Interdisciplinary Program in Bioengineering, Seoul National University, Seoul, Republic of Korea.
Department of Biostatistics, Columbia University, New York, NY, USA.
HGG Adv. 2023 Jul 11;4(4):100223. doi: 10.1016/j.xhgg.2023.100223. eCollection 2023 Oct 12.

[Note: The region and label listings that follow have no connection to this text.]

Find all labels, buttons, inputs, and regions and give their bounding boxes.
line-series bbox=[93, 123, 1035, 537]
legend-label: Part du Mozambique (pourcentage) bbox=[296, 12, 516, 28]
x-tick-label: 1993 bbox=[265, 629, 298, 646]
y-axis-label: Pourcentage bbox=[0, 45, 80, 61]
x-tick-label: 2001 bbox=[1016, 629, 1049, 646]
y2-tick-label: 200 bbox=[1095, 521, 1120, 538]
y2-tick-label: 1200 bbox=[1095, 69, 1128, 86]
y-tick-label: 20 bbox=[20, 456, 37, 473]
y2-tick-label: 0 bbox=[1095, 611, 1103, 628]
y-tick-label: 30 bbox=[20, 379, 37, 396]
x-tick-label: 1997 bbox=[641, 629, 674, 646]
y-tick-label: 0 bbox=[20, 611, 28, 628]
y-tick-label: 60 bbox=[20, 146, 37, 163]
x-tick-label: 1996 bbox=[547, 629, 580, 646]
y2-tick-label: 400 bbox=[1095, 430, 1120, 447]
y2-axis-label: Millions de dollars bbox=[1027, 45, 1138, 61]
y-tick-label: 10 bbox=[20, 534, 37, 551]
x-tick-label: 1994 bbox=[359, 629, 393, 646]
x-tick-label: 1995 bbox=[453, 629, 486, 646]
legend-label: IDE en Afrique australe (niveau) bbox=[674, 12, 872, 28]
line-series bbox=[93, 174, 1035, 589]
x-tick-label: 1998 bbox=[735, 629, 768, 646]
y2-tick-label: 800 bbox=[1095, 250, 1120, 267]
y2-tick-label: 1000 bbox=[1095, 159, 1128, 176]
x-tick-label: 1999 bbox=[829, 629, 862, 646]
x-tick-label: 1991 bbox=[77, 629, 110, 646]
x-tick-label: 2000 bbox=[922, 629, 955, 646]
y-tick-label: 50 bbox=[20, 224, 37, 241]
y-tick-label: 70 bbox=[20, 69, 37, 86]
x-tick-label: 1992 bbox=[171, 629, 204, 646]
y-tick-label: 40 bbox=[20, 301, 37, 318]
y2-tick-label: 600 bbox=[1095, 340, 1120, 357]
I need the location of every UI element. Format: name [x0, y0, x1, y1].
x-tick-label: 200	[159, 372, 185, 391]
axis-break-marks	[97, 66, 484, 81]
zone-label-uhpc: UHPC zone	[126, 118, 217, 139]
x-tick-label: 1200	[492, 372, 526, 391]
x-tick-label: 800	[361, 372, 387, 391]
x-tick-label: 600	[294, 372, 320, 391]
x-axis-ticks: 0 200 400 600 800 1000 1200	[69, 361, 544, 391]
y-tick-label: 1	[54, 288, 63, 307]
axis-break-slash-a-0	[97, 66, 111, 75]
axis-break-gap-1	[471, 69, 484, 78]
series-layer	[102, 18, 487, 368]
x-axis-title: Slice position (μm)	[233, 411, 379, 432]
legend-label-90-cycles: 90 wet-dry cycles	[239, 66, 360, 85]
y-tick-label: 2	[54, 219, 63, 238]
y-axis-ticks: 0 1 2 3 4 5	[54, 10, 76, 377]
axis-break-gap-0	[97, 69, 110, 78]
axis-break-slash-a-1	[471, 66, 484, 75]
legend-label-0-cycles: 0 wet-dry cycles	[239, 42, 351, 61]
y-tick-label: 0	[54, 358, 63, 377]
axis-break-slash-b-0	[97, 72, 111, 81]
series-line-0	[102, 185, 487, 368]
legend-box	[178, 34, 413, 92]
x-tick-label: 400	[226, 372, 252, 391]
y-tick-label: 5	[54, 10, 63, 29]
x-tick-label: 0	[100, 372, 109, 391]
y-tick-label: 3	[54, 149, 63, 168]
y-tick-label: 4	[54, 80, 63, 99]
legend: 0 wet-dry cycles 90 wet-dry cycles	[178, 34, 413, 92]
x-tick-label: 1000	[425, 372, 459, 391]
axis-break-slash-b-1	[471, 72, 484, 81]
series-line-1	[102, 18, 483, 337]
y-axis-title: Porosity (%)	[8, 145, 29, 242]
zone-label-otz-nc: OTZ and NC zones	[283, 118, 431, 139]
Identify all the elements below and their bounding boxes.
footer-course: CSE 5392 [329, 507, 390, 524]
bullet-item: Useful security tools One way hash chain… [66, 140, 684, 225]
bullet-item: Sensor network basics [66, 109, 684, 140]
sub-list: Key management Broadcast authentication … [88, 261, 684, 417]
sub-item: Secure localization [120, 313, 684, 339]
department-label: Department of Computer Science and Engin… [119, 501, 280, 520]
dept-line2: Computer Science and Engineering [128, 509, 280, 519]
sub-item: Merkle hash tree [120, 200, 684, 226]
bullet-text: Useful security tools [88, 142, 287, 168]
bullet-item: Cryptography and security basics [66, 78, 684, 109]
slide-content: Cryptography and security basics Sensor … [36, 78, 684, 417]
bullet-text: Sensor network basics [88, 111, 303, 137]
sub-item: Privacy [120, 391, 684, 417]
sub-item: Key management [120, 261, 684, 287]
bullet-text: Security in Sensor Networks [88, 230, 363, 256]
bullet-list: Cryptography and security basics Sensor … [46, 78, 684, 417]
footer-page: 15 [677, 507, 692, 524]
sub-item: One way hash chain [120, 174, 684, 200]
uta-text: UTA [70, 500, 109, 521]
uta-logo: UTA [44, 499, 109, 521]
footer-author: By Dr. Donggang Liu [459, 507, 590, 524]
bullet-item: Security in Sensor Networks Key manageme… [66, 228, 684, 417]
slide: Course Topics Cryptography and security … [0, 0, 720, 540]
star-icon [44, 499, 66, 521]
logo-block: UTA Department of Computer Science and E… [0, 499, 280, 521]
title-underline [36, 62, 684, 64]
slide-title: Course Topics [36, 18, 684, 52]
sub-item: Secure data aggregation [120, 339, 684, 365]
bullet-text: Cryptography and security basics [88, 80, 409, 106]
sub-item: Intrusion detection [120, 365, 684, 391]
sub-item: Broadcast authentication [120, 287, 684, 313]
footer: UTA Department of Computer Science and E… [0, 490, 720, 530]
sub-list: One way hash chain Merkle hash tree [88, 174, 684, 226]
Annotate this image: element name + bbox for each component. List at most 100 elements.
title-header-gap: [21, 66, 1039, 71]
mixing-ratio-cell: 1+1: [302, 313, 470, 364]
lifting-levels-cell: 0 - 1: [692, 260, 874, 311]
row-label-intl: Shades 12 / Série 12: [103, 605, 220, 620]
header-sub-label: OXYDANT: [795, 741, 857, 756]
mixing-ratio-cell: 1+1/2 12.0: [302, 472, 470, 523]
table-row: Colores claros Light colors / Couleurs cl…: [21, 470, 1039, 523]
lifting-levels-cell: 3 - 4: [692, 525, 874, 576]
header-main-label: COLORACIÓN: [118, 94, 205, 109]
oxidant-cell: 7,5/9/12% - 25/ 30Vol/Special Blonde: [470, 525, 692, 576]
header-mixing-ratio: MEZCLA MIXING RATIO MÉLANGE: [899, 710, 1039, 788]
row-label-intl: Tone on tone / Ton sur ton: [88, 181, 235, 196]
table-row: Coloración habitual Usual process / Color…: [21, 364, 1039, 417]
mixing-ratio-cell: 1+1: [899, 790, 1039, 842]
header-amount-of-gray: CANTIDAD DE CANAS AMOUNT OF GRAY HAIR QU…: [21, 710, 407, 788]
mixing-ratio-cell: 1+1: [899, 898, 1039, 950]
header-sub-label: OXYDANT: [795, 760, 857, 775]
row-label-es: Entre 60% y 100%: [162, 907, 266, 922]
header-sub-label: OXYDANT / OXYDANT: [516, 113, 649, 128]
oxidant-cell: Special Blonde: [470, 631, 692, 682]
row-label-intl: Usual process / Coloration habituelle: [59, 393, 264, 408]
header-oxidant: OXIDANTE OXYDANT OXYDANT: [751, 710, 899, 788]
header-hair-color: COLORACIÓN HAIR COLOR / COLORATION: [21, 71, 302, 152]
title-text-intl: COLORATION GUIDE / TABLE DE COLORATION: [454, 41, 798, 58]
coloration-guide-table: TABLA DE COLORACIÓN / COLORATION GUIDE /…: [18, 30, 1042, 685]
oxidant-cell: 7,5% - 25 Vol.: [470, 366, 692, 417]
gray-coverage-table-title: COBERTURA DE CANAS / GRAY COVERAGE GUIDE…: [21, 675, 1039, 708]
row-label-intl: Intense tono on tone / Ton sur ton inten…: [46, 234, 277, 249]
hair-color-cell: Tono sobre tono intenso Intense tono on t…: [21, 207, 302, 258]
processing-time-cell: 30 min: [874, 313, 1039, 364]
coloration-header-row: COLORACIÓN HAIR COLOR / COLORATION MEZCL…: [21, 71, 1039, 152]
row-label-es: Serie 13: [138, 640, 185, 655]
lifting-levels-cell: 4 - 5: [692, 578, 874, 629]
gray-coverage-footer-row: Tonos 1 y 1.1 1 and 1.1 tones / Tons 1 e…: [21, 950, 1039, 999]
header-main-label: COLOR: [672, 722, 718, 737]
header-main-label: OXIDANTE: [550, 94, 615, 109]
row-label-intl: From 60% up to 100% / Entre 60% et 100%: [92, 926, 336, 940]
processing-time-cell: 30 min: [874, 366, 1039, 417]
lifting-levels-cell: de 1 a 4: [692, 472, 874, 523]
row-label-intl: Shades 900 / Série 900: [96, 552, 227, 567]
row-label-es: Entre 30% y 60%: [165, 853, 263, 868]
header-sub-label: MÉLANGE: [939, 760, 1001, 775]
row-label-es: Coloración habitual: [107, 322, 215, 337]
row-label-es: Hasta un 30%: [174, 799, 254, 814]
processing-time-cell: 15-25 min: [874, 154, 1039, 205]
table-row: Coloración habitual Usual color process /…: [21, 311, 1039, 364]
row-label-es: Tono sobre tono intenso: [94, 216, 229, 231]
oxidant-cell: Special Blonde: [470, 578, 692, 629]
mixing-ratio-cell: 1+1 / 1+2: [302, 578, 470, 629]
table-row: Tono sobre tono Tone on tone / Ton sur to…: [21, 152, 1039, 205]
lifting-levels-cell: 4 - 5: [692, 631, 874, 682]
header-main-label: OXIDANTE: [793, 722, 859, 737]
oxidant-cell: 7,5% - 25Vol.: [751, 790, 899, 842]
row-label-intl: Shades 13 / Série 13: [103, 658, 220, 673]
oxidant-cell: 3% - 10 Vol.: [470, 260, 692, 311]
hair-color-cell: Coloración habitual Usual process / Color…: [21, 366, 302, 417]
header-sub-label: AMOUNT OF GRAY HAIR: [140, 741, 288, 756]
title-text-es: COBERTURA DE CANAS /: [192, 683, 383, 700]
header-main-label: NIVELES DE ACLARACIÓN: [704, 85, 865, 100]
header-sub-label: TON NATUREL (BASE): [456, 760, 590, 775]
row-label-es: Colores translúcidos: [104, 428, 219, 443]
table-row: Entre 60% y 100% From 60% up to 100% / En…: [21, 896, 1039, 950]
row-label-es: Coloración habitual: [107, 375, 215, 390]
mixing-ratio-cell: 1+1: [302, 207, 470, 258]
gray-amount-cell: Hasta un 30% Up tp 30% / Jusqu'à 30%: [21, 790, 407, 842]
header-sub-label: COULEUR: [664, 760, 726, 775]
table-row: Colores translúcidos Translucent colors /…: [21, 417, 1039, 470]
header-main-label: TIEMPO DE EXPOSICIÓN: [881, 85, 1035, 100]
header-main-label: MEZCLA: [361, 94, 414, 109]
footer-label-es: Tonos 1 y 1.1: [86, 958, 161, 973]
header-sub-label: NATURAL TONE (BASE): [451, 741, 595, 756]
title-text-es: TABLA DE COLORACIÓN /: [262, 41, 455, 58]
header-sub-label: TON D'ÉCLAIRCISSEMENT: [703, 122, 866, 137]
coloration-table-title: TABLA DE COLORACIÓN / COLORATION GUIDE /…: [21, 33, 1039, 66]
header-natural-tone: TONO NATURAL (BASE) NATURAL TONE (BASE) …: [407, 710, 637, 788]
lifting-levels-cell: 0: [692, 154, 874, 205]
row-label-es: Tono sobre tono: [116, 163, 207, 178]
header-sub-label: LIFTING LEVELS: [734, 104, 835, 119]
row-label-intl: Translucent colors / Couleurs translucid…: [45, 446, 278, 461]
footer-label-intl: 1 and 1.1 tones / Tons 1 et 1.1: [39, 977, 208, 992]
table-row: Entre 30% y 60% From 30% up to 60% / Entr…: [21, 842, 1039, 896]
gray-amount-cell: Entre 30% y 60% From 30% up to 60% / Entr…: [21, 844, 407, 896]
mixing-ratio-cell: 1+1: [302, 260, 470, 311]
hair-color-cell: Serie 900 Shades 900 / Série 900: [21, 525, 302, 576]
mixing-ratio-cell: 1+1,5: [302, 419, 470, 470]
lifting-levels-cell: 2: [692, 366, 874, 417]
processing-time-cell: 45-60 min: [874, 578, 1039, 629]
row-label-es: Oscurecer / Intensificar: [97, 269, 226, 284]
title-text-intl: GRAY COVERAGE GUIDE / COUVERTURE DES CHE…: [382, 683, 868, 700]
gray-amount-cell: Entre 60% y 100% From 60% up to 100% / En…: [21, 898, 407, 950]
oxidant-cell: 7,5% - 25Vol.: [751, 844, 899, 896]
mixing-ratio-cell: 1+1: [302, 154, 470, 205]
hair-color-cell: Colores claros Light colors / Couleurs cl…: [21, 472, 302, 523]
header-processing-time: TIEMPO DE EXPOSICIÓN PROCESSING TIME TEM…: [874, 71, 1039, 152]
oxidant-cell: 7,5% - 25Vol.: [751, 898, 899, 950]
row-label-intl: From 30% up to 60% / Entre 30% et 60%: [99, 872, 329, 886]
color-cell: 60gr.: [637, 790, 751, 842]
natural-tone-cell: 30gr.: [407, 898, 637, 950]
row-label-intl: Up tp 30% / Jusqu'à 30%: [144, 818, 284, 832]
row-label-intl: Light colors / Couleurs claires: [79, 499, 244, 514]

Accurate imputation of tissue-specific gene expression can be a powerful tool for understanding the biological mechanisms underlying human complex traits. Existing imputation methods can be grouped into two categories according to the types of predictors used. The first category uses genotype data, while the second category uses whole-blood expression data. Both data types can be easily collected from blood, avoiding invasive tissue biopsies. In this study, we attempted to build an optimal predictive model for imputing tissue-specific gene expression by combining the genotype and whole-blood expression data. We first evaluated the imputation performance of each standalone model (using genotype data [GEN model] and using whole-blood expression data [WBE model]) using their respective data types across 47 human tissues. The WBE model outperformed the GEN model in most tissues by a large gain. Then, we developed several combined models that leverage both types of predictors to further improve imputation performance. We tried various strategies, including utilizing a merged dataset of the two data types (MERGED models) and integrating the imputation outcomes of the two standalone models (inverse variance-weighted [IVW] models). We found that one of the MERGED models noticeably outperformed the standalone models. This model involved a fixed ratio between the two regularization penalty factors for the two predictor types so that the contribution of the whole-blood transcriptome is upweighted compared with the genotype. Our study suggests that one can improve the imputation of tissue-specific gene expression by combining the genotype and whole-blood expression, but the improvement can be largely dependent on the combination strategy chosen.
准确推断组织特异性基因表达可以成为理解人类复杂性状背后生物学机制的有力工具。现有的推断方法可以根据所使用的预测因子类型分为两类。第一类使用基因型数据,而第二类使用全血表达数据。这两种数据类型都可以很容易地从血液中收集,避免了侵入性的组织活检。在这项研究中,我们试图通过结合基因型和全血表达数据来构建一个最佳的预测模型来推断组织特异性基因表达。我们首先使用各自的数据类型评估了每个独立模型(使用基因型数据[GEN 模型]和使用全血表达数据[WBE 模型])在 47 个人类组织中的推断性能。在大多数组织中,WBE 模型的表现明显优于 GEN 模型,增益很大。然后,我们开发了几种结合两种预测因子的组合模型,以进一步提高推断性能。我们尝试了各种策略,包括利用两种数据类型的合并数据集(MERGED 模型)和整合两个独立模型的推断结果(逆方差加权[IVW]模型)。我们发现,MERGED 模型之一的表现明显优于独立模型。该模型涉及两种预测因子的两个正则化惩罚因子之间的固定比例,从而与基因型相比,全血转录组的贡献得到了增强。我们的研究表明,通过结合基因型和全血表达,可以提高组织特异性基因表达的推断,但改进效果在很大程度上取决于所选择的组合策略。